The broader BSE 500 index has plummeted by 6.5 per cent, setting it on course for its steepest monthly decline since March 2020, when the index tumbled by 24 per cent.

The breadth of weakness in the broader market signals a blow to retail investor sentiment. Stocks beyond the top 500 are typically driven by small investors.

"The market's sharp decline recently has shaken the confidence of retail investors, leading to increased selling," said U R Bhat, co-founder and director at Alphaniti Fintech.

"Data shows that retail investors are selling aggressively, in addition to overseas investors who have been at it for several weeks now."

The market capitalisation of all BSE-listed firms has shrunk by Rs 33 trillion ($380 billion) to Rs 409 trillion ($4.73 trillion).

In absolute terms, this month's erosion trails just behind the record Rs 33.4 trillion wiped out in March 2020.

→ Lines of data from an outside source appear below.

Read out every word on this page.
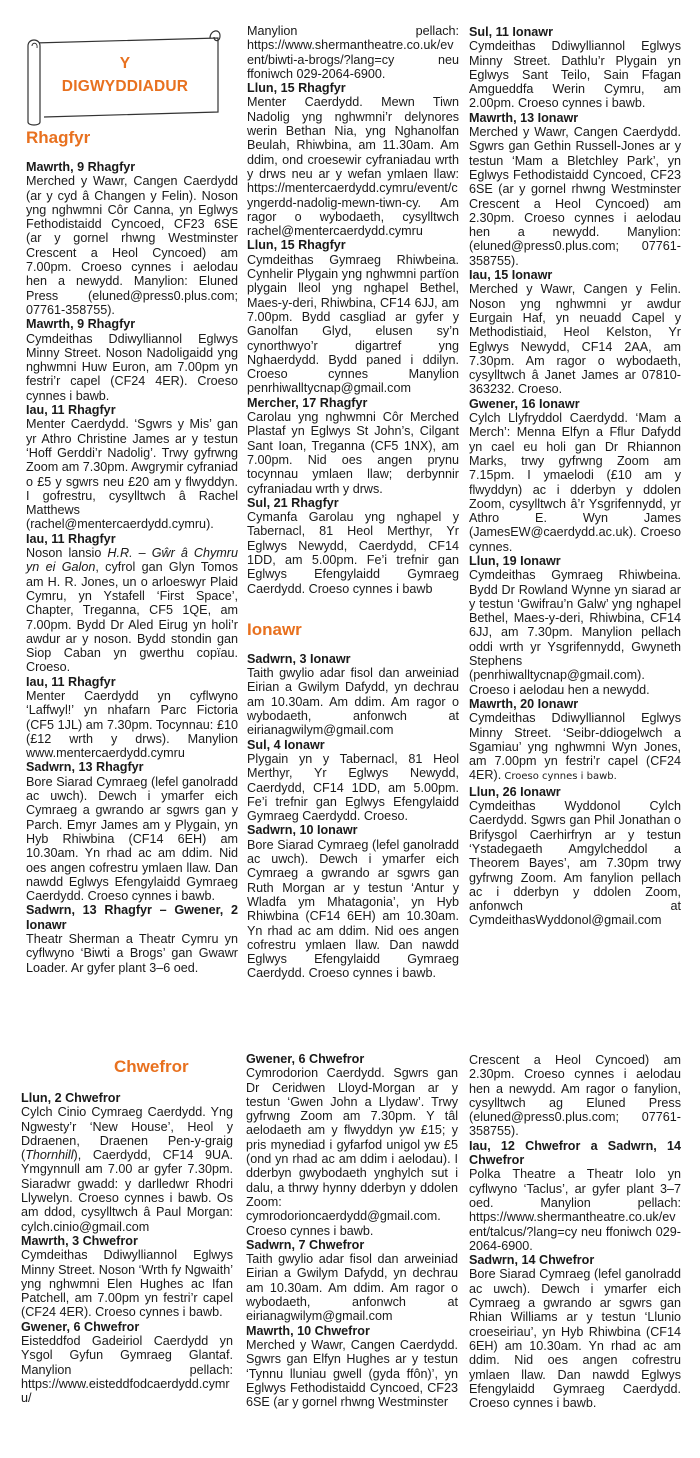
Y
DIGWYDDIADUR

Rhagfyr

Mawrth, 9 Rhagfyr

Merched y Wawr, Cangen Caerdydd (ar y cyd â Changen y Felin). Noson yng nghwmni Côr Canna, yn Eglwys Fethodistaidd Cyncoed, CF23 6SE (ar y gornel rhwng Westminster Crescent a Heol Cyncoed) am 7.00pm. Croeso cynnes i aelodau hen a newydd. Manylion: Eluned Press (eluned@press0.plus.com; 07761-358755).

Mawrth, 9 Rhagfyr

Cymdeithas Ddiwylliannol Eglwys Minny Street. Noson Nadoligaidd yng nghwmni Huw Euron, am 7.00pm yn festri’r capel (CF24 4ER). Croeso cynnes i bawb.

Iau, 11 Rhagfyr

Menter Caerdydd. ‘Sgwrs y Mis’ gan yr Athro Christine James ar y testun ‘Hoff Gerddi’r Nadolig’. Trwy gyfrwng Zoom am 7.30pm. Awgrymir cyfraniad o £5 y sgwrs neu £20 am y flwyddyn. I gofrestru, cysylltwch â Rachel Matthews (rachel@mentercaerdydd.cymru).

Iau, 11 Rhagfyr

Noson lansio H.R. – Gŵr â Chymru yn ei Galon, cyfrol gan Glyn Tomos am H. R. Jones, un o arloeswyr Plaid Cymru, yn Ystafell ‘First Space’, Chapter, Treganna, CF5 1QE, am 7.00pm. Bydd Dr Aled Eirug yn holi’r awdur ar y noson. Bydd stondin gan Siop Caban yn gwerthu copïau. Croeso.

Iau, 11 Rhagfyr

Menter Caerdydd yn cyflwyno ‘Laffwyl!’ yn nhafarn Parc Fictoria (CF5 1JL) am 7.30pm. Tocynnau: £10 (£12 wrth y drws). Manylion www.mentercaerdydd.cymru

Sadwrn, 13 Rhagfyr

Bore Siarad Cymraeg (lefel ganolradd ac uwch). Dewch i ymarfer eich Cymraeg a gwrando ar sgwrs gan y Parch. Emyr James am y Plygain, yn Hyb Rhiwbina (CF14 6EH) am 10.30am. Yn rhad ac am ddim. Nid oes angen cofrestru ymlaen llaw. Dan nawdd Eglwys Efengylaidd Gymraeg Caerdydd. Croeso cynnes i bawb.

Sadwrn, 13 Rhagfyr – Gwener, 2 Ionawr

Theatr Sherman a Theatr Cymru yn cyflwyno ‘Biwti a Brogs’ gan Gwawr Loader. Ar gyfer plant 3–6 oed.

Manylion pellach: https://www.shermantheatre.co.uk/event/biwti-a-brogs/?lang=cy neu ffoniwch 029-2064-6900.

Llun, 15 Rhagfyr

Menter Caerdydd. Mewn Tiwn Nadolig yng nghwmni’r delynores werin Bethan Nia, yng Nghanolfan Beulah, Rhiwbina, am 11.30am. Am ddim, ond croesewir cyfraniadau wrth y drws neu ar y wefan ymlaen llaw: https://mentercaerdydd.cymru/event/cyngerdd-nadolig-mewn-tiwn-cy. Am ragor o wybodaeth, cysylltwch rachel@mentercaerdydd.cymru

Llun, 15 Rhagfyr

Cymdeithas Gymraeg Rhiwbeina. Cynhelir Plygain yng nghwmni partïon plygain lleol yng nghapel Bethel, Maes-y-deri, Rhiwbina, CF14 6JJ, am 7.00pm. Bydd casgliad ar gyfer y Ganolfan Glyd, elusen sy’n cynorthwyo’r digartref yng Nghaerdydd. Bydd paned i ddilyn. Croeso cynnes Manylion penrhiwalltycnap@gmail.com

Mercher, 17 Rhagfyr

Carolau yng nghwmni Côr Merched Plastaf yn Eglwys St John’s, Cilgant Sant Ioan, Treganna (CF5 1NX), am 7.00pm. Nid oes angen prynu tocynnau ymlaen llaw; derbynnir cyfraniadau wrth y drws.

Sul, 21 Rhagfyr

Cymanfa Garolau yng nghapel y Tabernacl, 81 Heol Merthyr, Yr Eglwys Newydd, Caerdydd, CF14 1DD, am 5.00pm. Fe’i trefnir gan Eglwys Efengylaidd Gymraeg Caerdydd. Croeso cynnes i bawb

Ionawr

Sadwrn, 3 Ionawr

Taith gwylio adar fisol dan arweiniad Eirian a Gwilym Dafydd, yn dechrau am 10.30am. Am ddim. Am ragor o wybodaeth, anfonwch at eirianagwilym@gmail.com

Sul, 4 Ionawr

Plygain yn y Tabernacl, 81 Heol Merthyr, Yr Eglwys Newydd, Caerdydd, CF14 1DD, am 5.00pm. Fe’i trefnir gan Eglwys Efengylaidd Gymraeg Caerdydd. Croeso.

Sadwrn, 10 Ionawr

Bore Siarad Cymraeg (lefel ganolradd ac uwch). Dewch i ymarfer eich Cymraeg a gwrando ar sgwrs gan Ruth Morgan ar y testun ‘Antur y Wladfa ym Mhatagonia’, yn Hyb Rhiwbina (CF14 6EH) am 10.30am. Yn rhad ac am ddim. Nid oes angen cofrestru ymlaen llaw. Dan nawdd Eglwys Efengylaidd Gymraeg Caerdydd. Croeso cynnes i bawb.

Sul, 11 Ionawr

Cymdeithas Ddiwylliannol Eglwys Minny Street. Dathlu’r Plygain yn Eglwys Sant Teilo, Sain Ffagan Amgueddfa Werin Cymru, am 2.00pm. Croeso cynnes i bawb.

Mawrth, 13 Ionawr

Merched y Wawr, Cangen Caerdydd. Sgwrs gan Gethin Russell-Jones ar y testun ‘Mam a Bletchley Park’, yn Eglwys Fethodistaidd Cyncoed, CF23 6SE (ar y gornel rhwng Westminster Crescent a Heol Cyncoed) am 2.30pm. Croeso cynnes i aelodau hen a newydd. Manylion: (eluned@press0.plus.com; 07761-358755).

Iau, 15 Ionawr

Merched y Wawr, Cangen y Felin. Noson yng nghwmni yr awdur Eurgain Haf, yn neuadd Capel y Methodistiaid, Heol Kelston, Yr Eglwys Newydd, CF14 2AA, am 7.30pm. Am ragor o wybodaeth, cysylltwch â Janet James ar 07810-363232. Croeso.

Gwener, 16 Ionawr

Cylch Llyfryddol Caerdydd. ‘Mam a Merch’: Menna Elfyn a Fflur Dafydd yn cael eu holi gan Dr Rhiannon Marks, trwy gyfrwng Zoom am 7.15pm. I ymaelodi (£10 am y flwyddyn) ac i dderbyn y ddolen Zoom, cysylltwch â’r Ysgrifennydd, yr Athro E. Wyn James (JamesEW@caerdydd.ac.uk). Croeso cynnes.

Llun, 19 Ionawr

Cymdeithas Gymraeg Rhiwbeina. Bydd Dr Rowland Wynne yn siarad ar y testun ‘Gwifrau’n Galw’ yng nghapel Bethel, Maes-y-deri, Rhiwbina, CF14 6JJ, am 7.30pm. Manylion pellach oddi wrth yr Ysgrifennydd, Gwyneth Stephens (penrhiwalltycnap@gmail.com). Croeso i aelodau hen a newydd.

Mawrth, 20 Ionawr

Cymdeithas Ddiwylliannol Eglwys Minny Street. ‘Seibr-ddiogelwch a Sgamiau’ yng nghwmni Wyn Jones, am 7.00pm yn festri’r capel (CF24 4ER). Croeso cynnes i bawb.

Llun, 26 Ionawr

Cymdeithas Wyddonol Cylch Caerdydd. Sgwrs gan Phil Jonathan o Brifysgol Caerhirfryn ar y testun ‘Ystadegaeth Amgylcheddol a Theorem Bayes’, am 7.30pm trwy gyfrwng Zoom. Am fanylion pellach ac i dderbyn y ddolen Zoom, anfonwch at CymdeithasWyddonol@gmail.com

Chwefror

Llun, 2 Chwefror

Cylch Cinio Cymraeg Caerdydd. Yng Ngwesty’r ‘New House’, Heol y Ddraenen, Draenen Pen-y-graig (Thornhill), Caerdydd, CF14 9UA. Ymgynnull am 7.00 ar gyfer 7.30pm. Siaradwr gwadd: y darlledwr Rhodri Llywelyn. Croeso cynnes i bawb. Os am ddod, cysylltwch â Paul Morgan: cylch.cinio@gmail.com

Mawrth, 3 Chwefror

Cymdeithas Ddiwylliannol Eglwys Minny Street. Noson ‘Wrth fy Ngwaith’ yng nghwmni Elen Hughes ac Ifan Patchell, am 7.00pm yn festri’r capel (CF24 4ER). Croeso cynnes i bawb.

Gwener, 6 Chwefror

Eisteddfod Gadeiriol Caerdydd yn Ysgol Gyfun Gymraeg Glantaf. Manylion pellach: https://www.eisteddfodcaerdydd.cymru/

Gwener, 6 Chwefror

Cymrodorion Caerdydd. Sgwrs gan Dr Ceridwen Lloyd-Morgan ar y testun ‘Gwen John a Llydaw’. Trwy gyfrwng Zoom am 7.30pm. Y tâl aelodaeth am y flwyddyn yw £15; y pris mynediad i gyfarfod unigol yw £5 (ond yn rhad ac am ddim i aelodau). I dderbyn gwybodaeth ynghylch sut i dalu, a thrwy hynny dderbyn y ddolen Zoom: cymrodorioncaerdydd@gmail.com. Croeso cynnes i bawb.

Sadwrn, 7 Chwefror

Taith gwylio adar fisol dan arweiniad Eirian a Gwilym Dafydd, yn dechrau am 10.30am. Am ddim. Am ragor o wybodaeth, anfonwch at eirianagwilym@gmail.com

Mawrth, 10 Chwefror

Merched y Wawr, Cangen Caerdydd. Sgwrs gan Elfyn Hughes ar y testun ‘Tynnu lluniau gwell (gyda ffôn)’, yn Eglwys Fethodistaidd Cyncoed, CF23 6SE (ar y gornel rhwng Westminster

Crescent a Heol Cyncoed) am 2.30pm. Croeso cynnes i aelodau hen a newydd. Am ragor o fanylion, cysylltwch ag Eluned Press (eluned@press0.plus.com; 07761-358755).

Iau, 12 Chwefror a Sadwrn, 14 Chwefror

Polka Theatre a Theatr Iolo yn cyflwyno ‘Taclus’, ar gyfer plant 3–7 oed. Manylion pellach: https://www.shermantheatre.co.uk/event/talcus/?lang=cy neu ffoniwch 029-2064-6900.

Sadwrn, 14 Chwefror

Bore Siarad Cymraeg (lefel ganolradd ac uwch). Dewch i ymarfer eich Cymraeg a gwrando ar sgwrs gan Rhian Williams ar y testun ‘Llunio croeseiriau’, yn Hyb Rhiwbina (CF14 6EH) am 10.30am. Yn rhad ac am ddim. Nid oes angen cofrestru ymlaen llaw. Dan nawdd Eglwys Efengylaidd Gymraeg Caerdydd. Croeso cynnes i bawb.
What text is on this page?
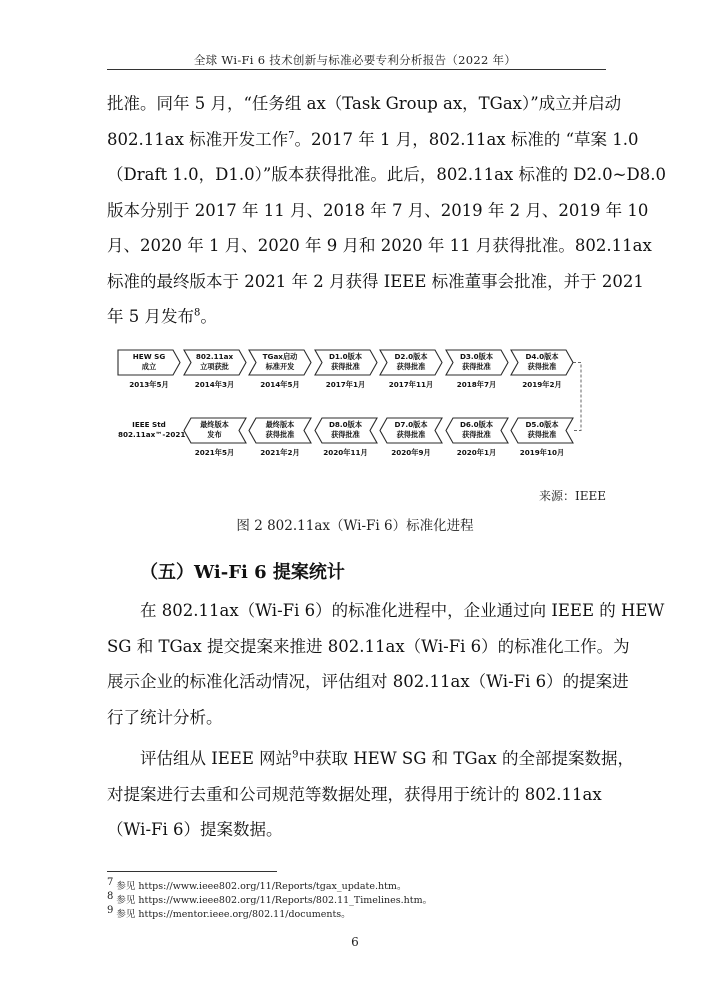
全球 Wi-Fi 6 技术创新与标准必要专利分析报告（2022 年）
批准。同年 5 月，“任务组 ax（Task Group ax，TGax）”成立并启动
802.11ax 标准开发工作$^7$。2017 年 1 月，802.11ax 标准的 “草案 1.0
（Draft 1.0，D1.0）”版本获得批准。此后，802.11ax 标准的 D2.0~D8.0
版本分别于 2017 年 11 月、2018 年 7 月、2019 年 2 月、2019 年 10
月、2020 年 1 月、2020 年 9 月和 2020 年 11 月获得批准。802.11ax
标准的最终版本于 2021 年 2 月获得 IEEE 标准董事会批准，并于 2021
年 5 月发布$^8$。
HEW SG
成立
2013年5月
802.11ax
立项获批
2014年3月
TGax启动
标准开发
2014年5月
D1.0版本
获得批准
2017年1月
D2.0版本
获得批准
2017年11月
D3.0版本
获得批准
2018年7月
D4.0版本
获得批准
2019年2月
最终版本
发布
2021年5月
最终版本
获得批准
2021年2月
D8.0版本
获得批准
2020年11月
D7.0版本
获得批准
2020年9月
D6.0版本
获得批准
2020年1月
D5.0版本
获得批准
2019年10月
IEEE Std
802.11ax™-2021
来源：IEEE
图 2 802.11ax（Wi-Fi 6）标准化进程
（五）Wi-Fi 6 提案统计
在 802.11ax（Wi-Fi 6）的标准化进程中，企业通过向 IEEE 的 HEW
SG 和 TGax 提交提案来推进 802.11ax（Wi-Fi 6）的标准化工作。为
展示企业的标准化活动情况，评估组对 802.11ax（Wi-Fi 6）的提案进
行了统计分析。
评估组从 IEEE 网站$^9$中获取 HEW SG 和 TGax 的全部提案数据，
对提案进行去重和公司规范等数据处理，获得用于统计的 802.11ax
（Wi-Fi 6）提案数据。
$^7$ 参见 https://www.ieee802.org/11/Reports/tgax_update.htm。
$^8$ 参见 https://www.ieee802.org/11/Reports/802.11_Timelines.htm。
$^9$ 参见 https://mentor.ieee.org/802.11/documents。
6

At the heart of January's market selloff are foreign portfolio investor (FPI) outflows, which have touched Rs 71,000 crore (Rs 710 billion/$8.2 billion) -- the second-worst monthly outflows on record after October 2024's Rs 92,000 crore (Rs 920 billion/$11 billion).

Rising US bond yields and a stronger dollar have driven FPIs to pull out, while the sharp outperformance of US markets -- fuelled by optimism around corporate tax cuts under the new Trump administration -- has made investments in expensive markets like India less appealing.

Domestically, slowing earnings growth has accentuated the market decline.

"After witnessing exceptionally strong earnings growth annually since FY21, consensus expects FY25 earnings growth to moderate to 4-5 per cent. In recent years, a large part of Nifty 50 returns has been led by earnings growth, instead of multiple expansion," said Kunal Vora, head of India equity research at BNP Paribas.

Initially, blue-chip indices declined sharply from their September peak vis à vis mid- and small-cap indices, largely due to greater presence of FPIs in largecaps.

However, the tide has turned in the past two weeks, with midcap and smallcap stocks facing intensified selling.

A relatively strong performance of midcaps and smallcaps since January 2023 had further pushed valuation premiums over the Nifty 50, and despite recent losses, they still trade at expensive valuations.

"There is a high level of uncertainty relating to various policy announcements, including imminent ones, from the new US administration under Donald Trump. It will probably take some time for the market to come to grips with the new reality and feed new information to prices," said Bhat.

"Once that happens, we could see some stability return."